The following is trivially true:
- Aristotelian change entails at-at change.
But what is curious is that the converse also seems to be true:
- At-at change entails Aristotelian change.
For suppose that an object a is in state F at one time and not in state F at another. Swapping F and non-F if needed, we may assume for simplicity it is earlier in state non-F. Let t1 be the earlier time. Since the object will later in be in state F, at t1 it has a possibility for being in state F. That possibility is a potentiality by (1). And at t2 that possibility is realized and hence is actual. Thus, at one time a has a potentiality for F and at another that potentiality is actualized.

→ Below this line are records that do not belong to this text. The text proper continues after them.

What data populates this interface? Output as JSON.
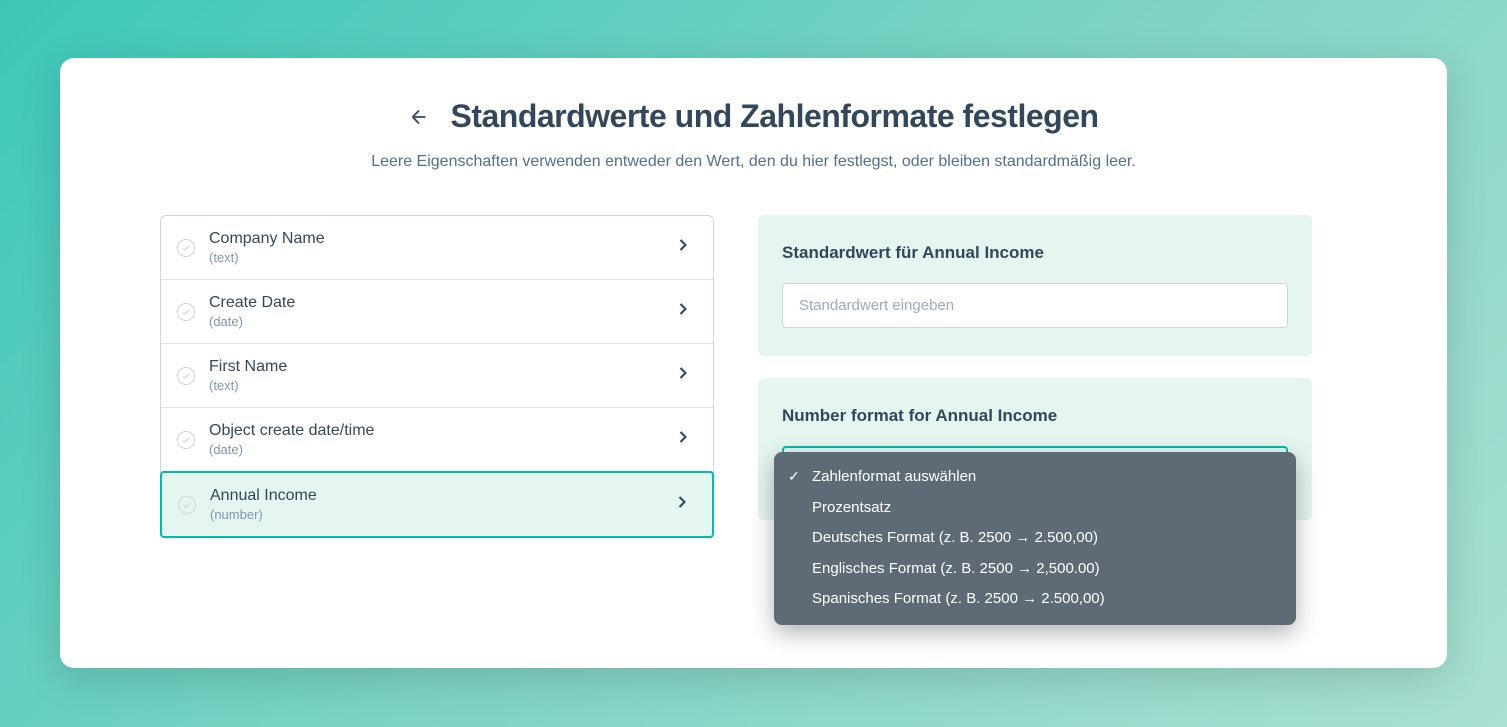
{
  "header": {
    "title": "Standardwerte und Zahlenformate festlegen",
    "subtitle": "Leere Eigenschaften verwenden entweder den Wert, den du hier festlegst, oder bleiben standardmäßig leer."
  },
  "properties": [
    {
      "name": "Company Name",
      "type": "(text)",
      "selected": false
    },
    {
      "name": "Create Date",
      "type": "(date)",
      "selected": false
    },
    {
      "name": "First Name",
      "type": "(text)",
      "selected": false
    },
    {
      "name": "Object create date/time",
      "type": "(date)",
      "selected": false
    },
    {
      "name": "Annual Income",
      "type": "(number)",
      "selected": true
    }
  ],
  "defaultValuePanel": {
    "title": "Standardwert für Annual Income",
    "placeholder": "Standardwert eingeben",
    "value": ""
  },
  "numberFormatPanel": {
    "title": "Number format for Annual Income",
    "options": [
      {
        "label": "Zahlenformat auswählen",
        "selected": true
      },
      {
        "label": "Prozentsatz",
        "selected": false
      },
      {
        "label": "Deutsches Format (z. B. 2500 → 2.500,00)",
        "selected": false
      },
      {
        "label": "Englisches Format (z. B. 2500 → 2,500.00)",
        "selected": false
      },
      {
        "label": "Spanisches Format (z. B. 2500 → 2.500,00)",
        "selected": false
      }
    ]
  },
  "colors": {
    "accent": "#00bda5",
    "panelBg": "#e5f5f0",
    "textPrimary": "#33475b",
    "textSecondary": "#7c98b6"
  }
}
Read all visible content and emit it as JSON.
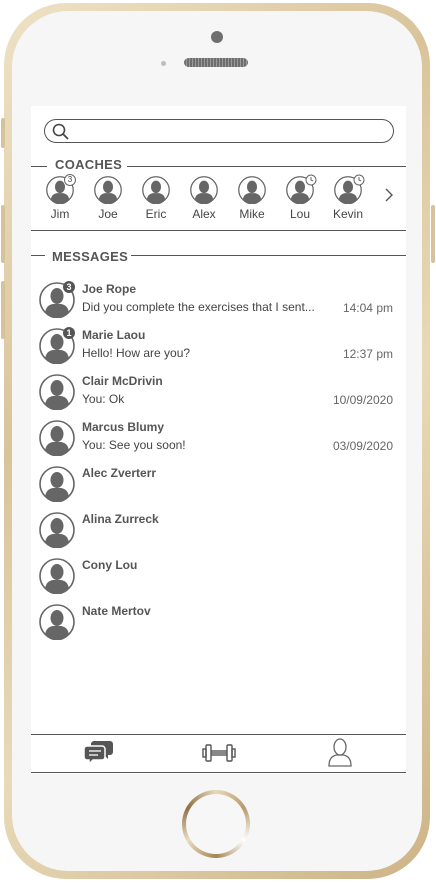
{
  "search": {
    "placeholder": ""
  },
  "coaches": {
    "title": "COACHES",
    "items": [
      {
        "name": "Jim",
        "badge": "3",
        "status": "count"
      },
      {
        "name": "Joe",
        "badge": "",
        "status": "none"
      },
      {
        "name": "Eric",
        "badge": "",
        "status": "none"
      },
      {
        "name": "Alex",
        "badge": "",
        "status": "none"
      },
      {
        "name": "Mike",
        "badge": "",
        "status": "none"
      },
      {
        "name": "Lou",
        "badge": "",
        "status": "clock"
      },
      {
        "name": "Kevin",
        "badge": "",
        "status": "clock"
      }
    ]
  },
  "messages": {
    "title": "MESSAGES",
    "items": [
      {
        "name": "Joe Rope",
        "text": "Did you complete the exercises that I sent...",
        "time": "14:04 pm",
        "unread": "3"
      },
      {
        "name": "Marie Laou",
        "text": "Hello! How are you?",
        "time": "12:37 pm",
        "unread": "1"
      },
      {
        "name": "Clair McDrivin",
        "text": "You: Ok",
        "time": "10/09/2020",
        "unread": ""
      },
      {
        "name": "Marcus Blumy",
        "text": "You: See you soon!",
        "time": "03/09/2020",
        "unread": ""
      },
      {
        "name": "Alec Zverterr",
        "text": "",
        "time": "",
        "unread": ""
      },
      {
        "name": "Alina Zurreck",
        "text": "",
        "time": "",
        "unread": ""
      },
      {
        "name": "Cony Lou",
        "text": "",
        "time": "",
        "unread": ""
      },
      {
        "name": "Nate Mertov",
        "text": "",
        "time": "",
        "unread": ""
      }
    ]
  },
  "tabbar": {
    "tabs": [
      {
        "icon": "chat-icon",
        "active": true
      },
      {
        "icon": "dumbbell-icon",
        "active": false
      },
      {
        "icon": "profile-icon",
        "active": false
      }
    ]
  },
  "colors": {
    "accent": "#555555",
    "frame": "#d9c49a",
    "avatar": "#666666"
  }
}
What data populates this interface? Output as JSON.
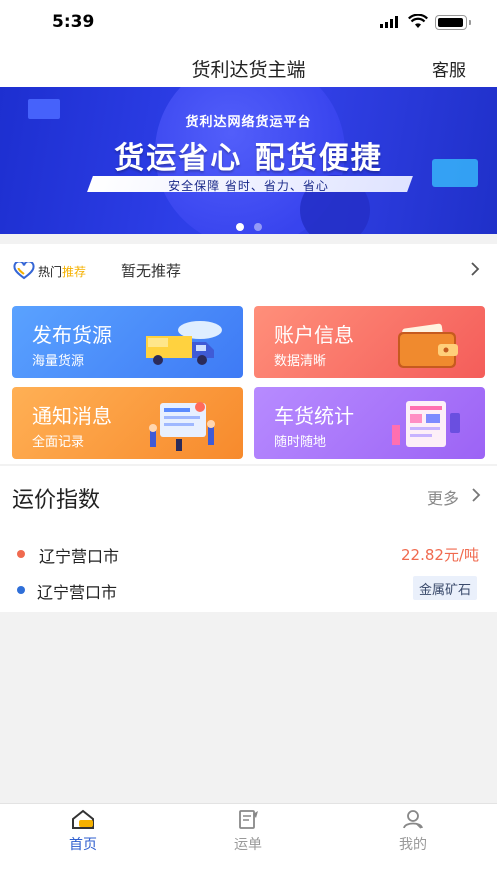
{
  "status_bar": {
    "time": "5:39"
  },
  "header": {
    "title": "货利达货主端",
    "service_label": "客服"
  },
  "banner": {
    "subtitle": "货利达网络货运平台",
    "headline": "货运省心 配货便捷",
    "tagline": "安全保障 省时、省力、省心",
    "page_count": 2,
    "active_page": 1
  },
  "hot": {
    "label_main": "热门",
    "label_accent": "推荐",
    "text": "暂无推荐"
  },
  "menu": [
    {
      "title": "发布货源",
      "subtitle": "海量货源",
      "icon": "truck-icon",
      "color": "#4b8ffa"
    },
    {
      "title": "账户信息",
      "subtitle": "数据清晰",
      "icon": "wallet-icon",
      "color": "#f7705f"
    },
    {
      "title": "通知消息",
      "subtitle": "全面记录",
      "icon": "notification-icon",
      "color": "#f99a3f"
    },
    {
      "title": "车货统计",
      "subtitle": "随时随地",
      "icon": "statistics-icon",
      "color": "#a772f8"
    }
  ],
  "freight_index": {
    "title": "运价指数",
    "more_label": "更多",
    "rows": [
      {
        "city": "辽宁营口市",
        "value": "22.82元/吨",
        "dot_color": "#f06a4f"
      },
      {
        "city": "辽宁营口市",
        "value": "金属矿石",
        "dot_color": "#2f6fd8"
      }
    ]
  },
  "tabbar": {
    "items": [
      {
        "label": "首页",
        "icon": "home-icon",
        "active": true
      },
      {
        "label": "运单",
        "icon": "waybill-icon",
        "active": false
      },
      {
        "label": "我的",
        "icon": "profile-icon",
        "active": false
      }
    ]
  },
  "colors": {
    "accent": "#2f5fcf",
    "price": "#f06a4f",
    "hot_accent": "#f5b100"
  }
}
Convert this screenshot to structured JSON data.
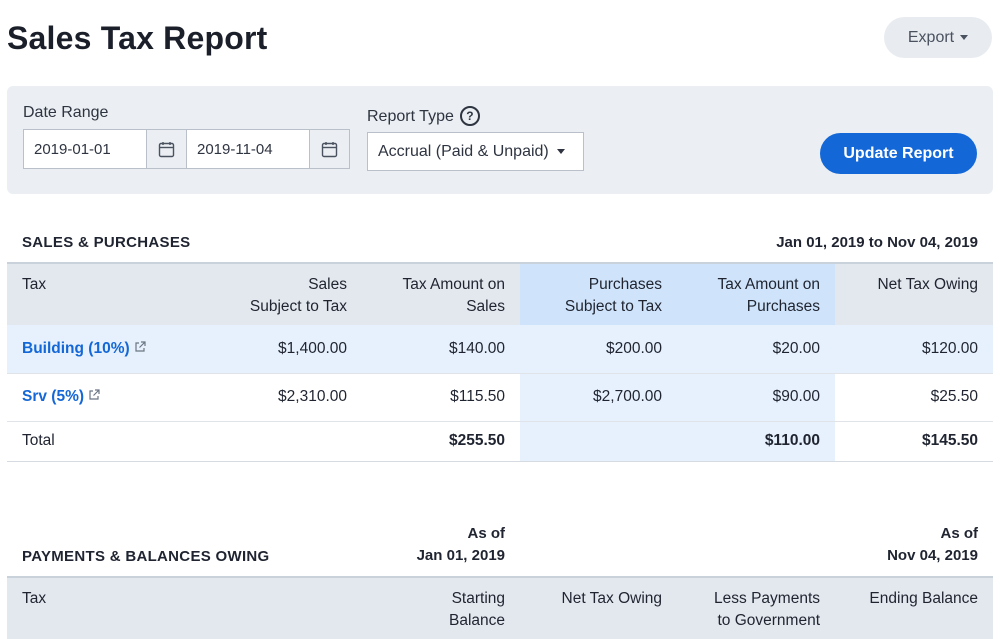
{
  "header": {
    "title": "Sales Tax Report",
    "export_label": "Export"
  },
  "filters": {
    "date_range_label": "Date Range",
    "start_date": "2019-01-01",
    "end_date": "2019-11-04",
    "report_type_label": "Report Type",
    "report_type_value": "Accrual (Paid & Unpaid)",
    "update_label": "Update Report"
  },
  "sales_purchases": {
    "heading": "SALES & PURCHASES",
    "range": "Jan 01, 2019 to Nov 04, 2019",
    "columns": {
      "tax": "Tax",
      "sales_line1": "Sales",
      "sales_line2": "Subject to Tax",
      "tax_sales_line1": "Tax Amount on",
      "tax_sales_line2": "Sales",
      "purchases_line1": "Purchases",
      "purchases_line2": "Subject to Tax",
      "tax_purchases_line1": "Tax Amount on",
      "tax_purchases_line2": "Purchases",
      "net": "Net Tax Owing"
    },
    "rows": [
      {
        "tax": "Building (10%)",
        "sales": "$1,400.00",
        "tax_sales": "$140.00",
        "purchases": "$200.00",
        "tax_purchases": "$20.00",
        "net": "$120.00"
      },
      {
        "tax": "Srv (5%)",
        "sales": "$2,310.00",
        "tax_sales": "$115.50",
        "purchases": "$2,700.00",
        "tax_purchases": "$90.00",
        "net": "$25.50"
      }
    ],
    "total": {
      "label": "Total",
      "tax_sales": "$255.50",
      "tax_purchases": "$110.00",
      "net": "$145.50"
    }
  },
  "payments_balances": {
    "heading": "PAYMENTS & BALANCES OWING",
    "asof_start_line1": "As of",
    "asof_start_line2": "Jan 01, 2019",
    "asof_end_line1": "As of",
    "asof_end_line2": "Nov 04, 2019",
    "columns": {
      "tax": "Tax",
      "starting_line1": "Starting",
      "starting_line2": "Balance",
      "net": "Net Tax Owing",
      "less_payments_line1": "Less Payments",
      "less_payments_line2": "to Government",
      "ending": "Ending Balance"
    }
  },
  "colors": {
    "accent": "#1467d6",
    "header_bg": "#e3e8ee",
    "purchase_highlight": "#cfe4fb"
  }
}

Hence, we have Aristotelian change.
So:
- Necessarily, at-at change occurs if and only if Aristotelian change occurs.
So what does the Aristotelian account add?
Perhaps, though, we might say that (1) is too simplistic an account of potentiality. Perhaps not every unrealized possibility is a potentiality, but only an unrealized internally-grounded possibility. For instance, I have an internally-grounded possibility of standing up. But I do not have an internally-grounded possibility of instantly doubling in mass: rather, this possibility is grounded in the power of God.
On this view, however, the Aristotelian account of change appears to be false. For suppose that I have a possibility for a non-actual state F, but that possibility is not internally-grounded. Then if that possibility comes to be realized, clearly I have changed. Thus, if God miraculously doubles my mass, I have grown more massive, that’s a change. But that change isn’t a realization of an internally-grounded possibility.
One can escape this objection by insisting that every possibility for an object has to be internally-grounded. If so, then the Aristotelian account of change applies precisely to the same cases as the at-at account does, once again, but it adds a richer claim that change is always related to an internally-grounded possibility.